Wenn man dazu noch viel live spielt, ist das ein weiterer Vorteil: 10 bis 20 Konzerte im Jahr sind ein guter Richtwert. Einige Verlage haben nicht nur die üblichen Vertriebswegen, sondern auch auf weiteren Kanälen, auf die man selbst noch keinen Zugriff hat. Dabei kann es zum Beispiel passieren, dass der neue eigene Song im Boardradio einer Airline läuft, oder als musikalischer Hintergrund in TV und Werbung.

Entscheidend bei der Wahl mit größeren Partner wie Verlagen und Vertrieben ist, zu wissen, was man möchte und welche Basis man sich bereits aufgebaut hat. Verlage können gute und verlässliche Partner sein, nehmen aber nur Geld in die Hand, wenn sie eine Rendite erwarten. Bei Content Aggregatoren wie Bandcamp hat man die volle Kontrolle über sein Produkt, muss sich aber um vieles selbst kümmern.

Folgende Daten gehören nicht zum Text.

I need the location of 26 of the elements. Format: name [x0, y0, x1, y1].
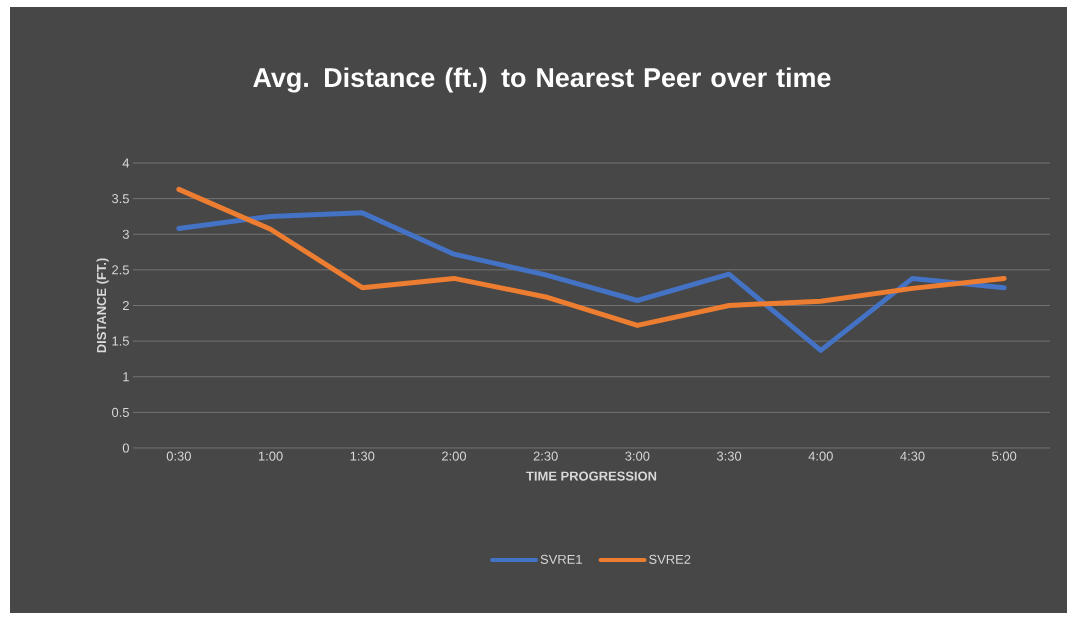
x-tick-label: 5:00	[992, 451, 1017, 461]
x-tick-label: 0:30	[166, 451, 191, 461]
line-series	[176, 186, 1007, 328]
x-axis-title: TIME PROGRESSION	[526, 471, 657, 481]
chart-title: Avg. Distance (ft.) to Nearest Peer over time	[253, 67, 831, 93]
x-tick-label: 3:30	[716, 451, 742, 461]
y-tick-label: 0.5	[111, 407, 129, 417]
y-tick-label: 2	[122, 300, 129, 311]
x-tick-label: 2:00	[442, 451, 467, 461]
legend-label: SVRE2	[649, 554, 691, 564]
y-tick-label: 1	[123, 372, 129, 382]
x-tick-label: 4:00	[808, 451, 833, 461]
x-tick-label: 3:00	[625, 451, 650, 461]
x-tick-label: 4:30	[900, 451, 925, 461]
y-tick-label: 2.5	[112, 265, 129, 275]
y-tick-label: 3	[122, 229, 129, 239]
x-tick-label: 1:00	[258, 451, 283, 461]
legend-label: SVRE1	[540, 554, 582, 564]
y-tick-label: 1.5	[112, 336, 129, 346]
line-series	[176, 210, 1007, 353]
y-tick-label: 4	[122, 158, 130, 168]
x-tick-label: 1:30	[350, 451, 375, 461]
x-tick-label: 2:30	[533, 451, 558, 461]
y-tick-label: 3.5	[111, 194, 129, 204]
y-tick-label: 0	[122, 443, 129, 453]
y-axis-title: DISTANCE (FT.)	[96, 258, 109, 353]
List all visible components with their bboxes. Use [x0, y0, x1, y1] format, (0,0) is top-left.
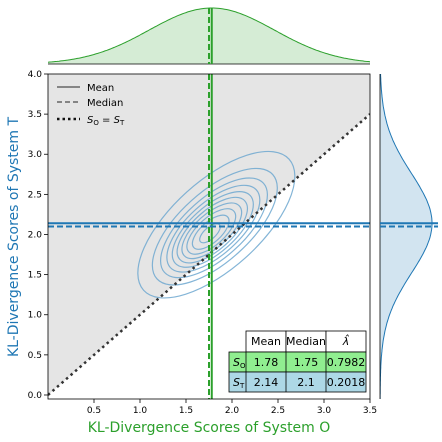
table-row-t-median: 2.1: [297, 376, 315, 389]
table-row-o-mean: 1.78: [254, 356, 279, 369]
legend-mean-label: Mean: [87, 83, 114, 94]
table-row-t-label: ST: [233, 376, 245, 390]
x-axis-label: KL-Divergence Scores of System O: [88, 420, 331, 436]
x-tick-label: 3.5: [363, 406, 377, 416]
x-tick-label: 1.0: [133, 406, 148, 416]
stats-table: Mean Median λ̂ SO 1.78 1.75 0.7982 ST 2.…: [228, 330, 367, 393]
y-axis-label: KL-Divergence Scores of System T: [6, 117, 22, 358]
contour-level: [137, 150, 296, 299]
table-header-mean: Mean: [251, 335, 281, 348]
legend-identity-label: SO = ST: [87, 115, 125, 127]
y-tick-label: 3.0: [28, 150, 43, 160]
mean-median-lines: [48, 74, 370, 399]
identity-line: [48, 113, 370, 396]
legend-median-label: Median: [87, 98, 123, 109]
contour-level: [151, 167, 278, 286]
upper-triangle-shade: [48, 74, 370, 395]
kde-contours: [137, 150, 296, 299]
x-tick-label: 3.0: [317, 406, 332, 416]
table-row-t-lambda: 0.2018: [327, 376, 366, 389]
contour-level: [176, 196, 248, 264]
y-tick-label: 3.5: [28, 110, 42, 120]
right-marginal-density: [380, 74, 433, 399]
y-tick-label: 1.0: [28, 311, 43, 321]
y-tick-label: 0.5: [28, 351, 42, 361]
x-tick-label: 0.5: [87, 406, 101, 416]
right-marginal-curve: [380, 74, 433, 399]
plot-area: [48, 74, 370, 399]
y-axis-ticks: 0.0 0.5 1.0 1.5 2.0 2.5 3.0 3.5 4.0: [28, 70, 48, 401]
x-tick-label: 2.5: [271, 406, 285, 416]
contour-level: [159, 177, 269, 279]
top-marginal-reference-lines: [208, 8, 213, 64]
contour-level: [166, 184, 261, 273]
table-header-median: Median: [286, 335, 326, 348]
y-tick-label: 4.0: [28, 70, 43, 80]
table-row-t-mean: 2.14: [254, 376, 279, 389]
contour-level: [171, 191, 254, 268]
y-tick-label: 2.5: [28, 190, 42, 200]
contour-level: [181, 202, 243, 260]
table-row-o-median: 1.75: [294, 356, 319, 369]
contour-level: [186, 208, 237, 255]
x-axis-ticks: 0.5 1.0 1.5 2.0 2.5 3.0 3.5: [87, 399, 377, 416]
y-tick-label: 0.0: [28, 391, 43, 401]
right-marginal-reference-lines: [380, 222, 438, 228]
y-tick-label: 2.0: [28, 230, 43, 240]
x-tick-label: 2.0: [225, 406, 240, 416]
x-tick-label: 1.5: [179, 406, 193, 416]
y-tick-label: 1.5: [28, 271, 42, 281]
legend: Mean Median SO = ST: [57, 83, 125, 127]
table-row-o-lambda: 0.7982: [327, 356, 366, 369]
right-marginal-fill: [380, 74, 432, 399]
contour-level: [199, 223, 221, 244]
table-header-lambda: λ̂: [342, 334, 350, 348]
table-row-o-label: SO: [233, 356, 246, 370]
contour-level: [191, 214, 230, 250]
plot-frame: [47, 73, 371, 400]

Wer ist eigentlich meine Zielgruppe?

Nach mittlerweile zehn Jahren und drei veröffentlichten Platten weiß Patrick, wie wichtig die Zielgruppe ist: Es macht Sinn, sich um folgendes Gedanken zu machen: Was ist meine Idee? Wer ist meine Zielgruppe? Wo ist meine Zielgruppe und über welche Kanäle und zu welchem Zeitpunkten kann ich sie erreichen?

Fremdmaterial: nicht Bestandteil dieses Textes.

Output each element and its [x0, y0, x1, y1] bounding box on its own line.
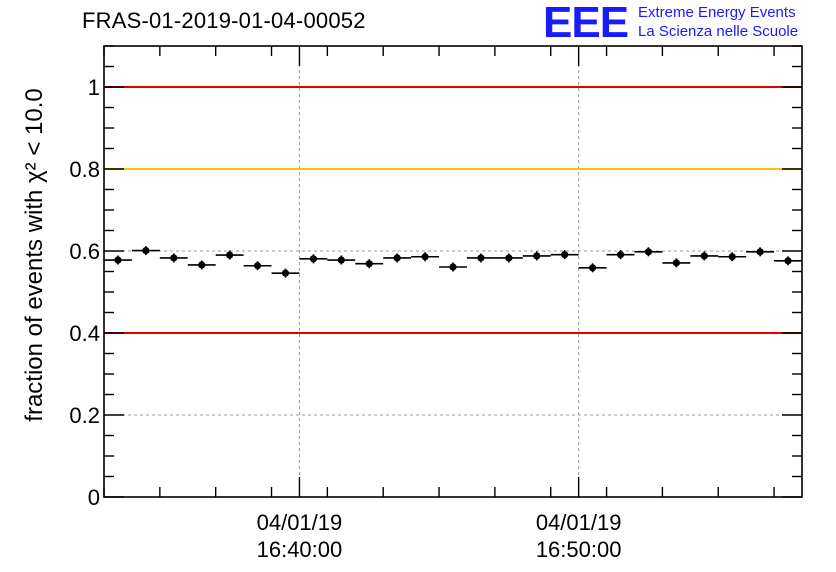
data-point: [393, 254, 401, 262]
y-tick-label: 0.6: [69, 239, 100, 264]
data-point: [449, 263, 457, 271]
tick-labels: 00.20.40.60.8104/01/1916:40:0004/01/1916…: [69, 75, 621, 562]
data-point: [114, 256, 122, 264]
data-point: [728, 253, 736, 261]
data-point: [198, 261, 206, 269]
data-point: [616, 251, 625, 259]
data-point: [170, 254, 178, 262]
data-point: [281, 269, 290, 277]
data-point: [505, 254, 513, 262]
x-tick-label-date: 04/01/19: [536, 510, 622, 535]
logo-line1: Extreme Energy Events: [638, 4, 796, 21]
reference-lines: [104, 86, 802, 334]
logo-line2: La Scienza nelle Scuole: [638, 23, 799, 40]
y-tick-label: 0: [88, 485, 100, 510]
data-point: [226, 251, 234, 259]
data-point: [309, 255, 317, 263]
y-tick-label: 0.4: [69, 321, 100, 346]
data-point: [365, 260, 373, 268]
axes: [103, 45, 803, 498]
x-tick-label-date: 04/01/19: [257, 510, 343, 535]
data-point: [142, 246, 150, 255]
chart-title: FRAS-01-2019-01-04-00052: [82, 8, 366, 33]
data-point: [589, 264, 597, 272]
y-tick-label: 0.2: [69, 403, 100, 428]
y-tick-label: 1: [88, 75, 100, 100]
data-point: [784, 257, 792, 265]
data-point: [672, 259, 680, 267]
data-point: [700, 252, 708, 260]
data-point: [756, 248, 764, 256]
x-tick-label-time: 16:50:00: [536, 537, 622, 562]
data-point: [477, 254, 485, 262]
y-tick-label: 0.8: [69, 157, 100, 182]
data-point: [644, 248, 653, 256]
data-point: [561, 251, 569, 259]
logo-mark: EEE: [543, 0, 629, 47]
data-point: [337, 256, 345, 264]
y-axis-label: fraction of events with χ² < 10.0: [21, 88, 48, 421]
data-point: [421, 253, 429, 261]
data-point: [253, 262, 262, 270]
x-tick-label-time: 16:40:00: [257, 537, 343, 562]
data-points: [104, 246, 802, 278]
data-point: [533, 252, 541, 260]
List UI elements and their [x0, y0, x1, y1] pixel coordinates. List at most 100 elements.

Es ist immer wichtig zu wissen, wer die eigene Musik hört, in welchem Genre man sich bewegt, und wo man gerne hin möchte. Weiß man darüber Bescheid, ergeben sich viele Antworten rund um den Vertrieb von selbst. Wird mein Material nur digital gehört oder kaufen meine Fans CDs, Schallplatten oder vielleicht sogar Tapes? Mit dem Wissen über die Zielgruppe im Gepäck, kann man das eigene Budget gezielter investieren. Dieses Wissen hilft zum Beispiel die richtigen Playlisten auf Spotify und Radiokanäle für das eigene Material zu finden. Wenn die eigenen Songs auf Spotify laufen, sind die dort verfügbaren Metadaten eine gute Quelle, um besser auf die Bedürfnisse der eigenen Zielgruppe eingehen zu können. Eventuell macht es Sinn, eine professionelle Promoagentur zu engagieren, um das Material gezielt zu streuen. Diese Agenturen analysieren genau, wer zur Zielgruppe gehört und wie diese Zuhörer am besten erreicht werden können.

 

Was das Budget betrifft, um ein Release möglichst gut voran zu bringen, nutzt Patrick folgende Faustregel: Das doppelte meines Produktionsbudget fließt in die Promo. Dabei gehört auch Touren mit zur Promotion.

Der eigentliche Vertrieb ist das letzte Glied einer Kette vieler Überlegungen. Wieder zeigt sich, dass neben dem eigentlichen musikalischen Schaffen Zielgruppe und Promo eine wichtige Rolle spielen. Es lohnt sich, zu schauen, wer welche Information bieten und wie diese genutzt werden kann. Ladet nichts hoch, ohne vorher eine Strategie zu haben, gibt Patrick dazu als grundlegenden Tipp mit auf den Weg.